Ask yourself: should media companies be allowed to publicly trade if their success structurally incentivizes distortion, fear, and outrage? Should we continue to outsource the formation of collective perception to entities whose legal obligation is to maximize profit rather than truth?

The parallels to pornography are instructive: in both cases, extreme content is amplified for attention and profit, but the social stakes differ drastically. While individual consumption of porn is private, public consumption of distorted news shapes the very foundation of democracy. The argument is simple, if uncomfortable: public markets are incompatible with responsible journalism.
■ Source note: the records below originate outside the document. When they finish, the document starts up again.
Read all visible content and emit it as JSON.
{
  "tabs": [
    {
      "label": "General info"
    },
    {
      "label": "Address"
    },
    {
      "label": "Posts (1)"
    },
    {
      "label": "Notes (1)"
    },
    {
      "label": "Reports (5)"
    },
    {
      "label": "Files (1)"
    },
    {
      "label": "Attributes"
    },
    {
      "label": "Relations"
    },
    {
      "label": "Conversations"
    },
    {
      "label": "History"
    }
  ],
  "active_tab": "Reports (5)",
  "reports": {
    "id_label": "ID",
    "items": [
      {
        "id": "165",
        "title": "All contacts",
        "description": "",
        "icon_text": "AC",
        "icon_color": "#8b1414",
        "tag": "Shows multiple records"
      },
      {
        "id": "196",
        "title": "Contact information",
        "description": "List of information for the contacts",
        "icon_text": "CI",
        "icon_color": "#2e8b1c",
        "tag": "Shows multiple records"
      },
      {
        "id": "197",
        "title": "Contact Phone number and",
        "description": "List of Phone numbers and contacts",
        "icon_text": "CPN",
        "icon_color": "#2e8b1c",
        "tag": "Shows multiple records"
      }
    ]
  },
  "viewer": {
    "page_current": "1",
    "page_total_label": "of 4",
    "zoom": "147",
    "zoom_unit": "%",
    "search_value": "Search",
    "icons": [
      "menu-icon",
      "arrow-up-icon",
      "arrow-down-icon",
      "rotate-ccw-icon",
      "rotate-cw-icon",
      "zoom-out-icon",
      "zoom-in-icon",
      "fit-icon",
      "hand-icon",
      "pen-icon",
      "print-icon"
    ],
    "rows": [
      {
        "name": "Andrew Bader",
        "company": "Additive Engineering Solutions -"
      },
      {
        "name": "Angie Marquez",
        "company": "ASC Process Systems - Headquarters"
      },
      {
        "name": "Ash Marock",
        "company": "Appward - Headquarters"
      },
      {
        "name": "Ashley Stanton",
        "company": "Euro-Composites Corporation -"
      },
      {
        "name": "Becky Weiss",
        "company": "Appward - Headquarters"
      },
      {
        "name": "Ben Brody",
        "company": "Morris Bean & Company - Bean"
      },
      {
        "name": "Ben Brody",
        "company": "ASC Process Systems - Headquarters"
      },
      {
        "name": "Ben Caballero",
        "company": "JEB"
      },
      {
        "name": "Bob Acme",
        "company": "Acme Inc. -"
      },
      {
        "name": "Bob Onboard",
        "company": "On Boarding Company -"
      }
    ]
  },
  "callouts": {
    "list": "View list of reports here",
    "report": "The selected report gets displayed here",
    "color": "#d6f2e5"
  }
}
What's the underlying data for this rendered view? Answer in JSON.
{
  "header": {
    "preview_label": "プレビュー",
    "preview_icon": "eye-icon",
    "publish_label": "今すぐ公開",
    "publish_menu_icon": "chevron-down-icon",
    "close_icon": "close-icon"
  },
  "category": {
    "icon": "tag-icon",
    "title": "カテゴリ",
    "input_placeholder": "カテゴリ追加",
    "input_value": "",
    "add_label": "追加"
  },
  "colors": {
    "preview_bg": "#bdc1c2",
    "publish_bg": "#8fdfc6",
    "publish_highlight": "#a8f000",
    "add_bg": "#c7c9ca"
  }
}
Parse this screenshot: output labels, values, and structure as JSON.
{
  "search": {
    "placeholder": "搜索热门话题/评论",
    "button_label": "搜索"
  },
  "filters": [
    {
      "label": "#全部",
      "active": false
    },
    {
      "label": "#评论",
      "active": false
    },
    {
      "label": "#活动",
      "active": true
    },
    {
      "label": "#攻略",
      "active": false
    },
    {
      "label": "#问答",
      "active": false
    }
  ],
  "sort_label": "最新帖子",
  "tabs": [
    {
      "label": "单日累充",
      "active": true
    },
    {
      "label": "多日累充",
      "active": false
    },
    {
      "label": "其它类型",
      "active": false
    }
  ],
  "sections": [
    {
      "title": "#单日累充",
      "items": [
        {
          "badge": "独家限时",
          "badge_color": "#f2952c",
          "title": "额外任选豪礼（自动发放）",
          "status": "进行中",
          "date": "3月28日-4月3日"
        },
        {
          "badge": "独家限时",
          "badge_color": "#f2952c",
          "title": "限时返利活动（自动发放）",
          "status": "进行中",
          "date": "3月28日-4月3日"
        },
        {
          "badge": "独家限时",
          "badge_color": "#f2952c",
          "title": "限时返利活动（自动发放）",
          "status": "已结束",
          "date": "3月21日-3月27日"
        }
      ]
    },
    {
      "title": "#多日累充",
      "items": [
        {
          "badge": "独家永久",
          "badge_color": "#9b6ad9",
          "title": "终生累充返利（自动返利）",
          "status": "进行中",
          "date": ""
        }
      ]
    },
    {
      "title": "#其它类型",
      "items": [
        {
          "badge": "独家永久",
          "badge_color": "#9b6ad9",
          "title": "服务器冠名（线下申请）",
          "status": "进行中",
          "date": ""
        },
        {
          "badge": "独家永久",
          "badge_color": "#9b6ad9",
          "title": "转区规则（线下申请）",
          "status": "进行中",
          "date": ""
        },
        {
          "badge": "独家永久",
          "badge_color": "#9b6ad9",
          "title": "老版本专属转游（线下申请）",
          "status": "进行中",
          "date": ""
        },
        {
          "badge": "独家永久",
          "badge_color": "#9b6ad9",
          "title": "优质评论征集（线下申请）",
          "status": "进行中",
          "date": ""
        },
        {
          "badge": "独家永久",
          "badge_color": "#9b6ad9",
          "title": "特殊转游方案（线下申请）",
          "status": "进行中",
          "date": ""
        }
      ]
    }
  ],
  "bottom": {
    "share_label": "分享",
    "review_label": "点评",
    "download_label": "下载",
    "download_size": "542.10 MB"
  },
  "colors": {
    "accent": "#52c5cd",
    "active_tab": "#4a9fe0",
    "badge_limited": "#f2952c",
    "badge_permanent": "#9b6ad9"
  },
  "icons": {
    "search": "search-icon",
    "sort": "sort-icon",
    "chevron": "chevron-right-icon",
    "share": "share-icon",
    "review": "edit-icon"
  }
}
Removing the profit imperative from media companies… Or at least severely limiting its dominance, which could allow newsrooms to pursue accuracy, depth, and social benefit without bending every story to the whims of engagement metrics. It would be messy, difficult, and politically contentious. But it is the only structural change capable of aligning news production with the public interest rather than quarterly profits.

If pornography demonstrates the human appetite for extremes, modern news demonstrates our susceptibility to manipulation under profit incentives. Both thrive by exploiting natural tendencies. But unlike pornography, which is contained and private, public news media shapes shared reality. If society values truth over profit, the conclusion is inescapable: news companies should not be publicly traded. Anything less is a compromise of civic responsibility in the service of shareholder gain.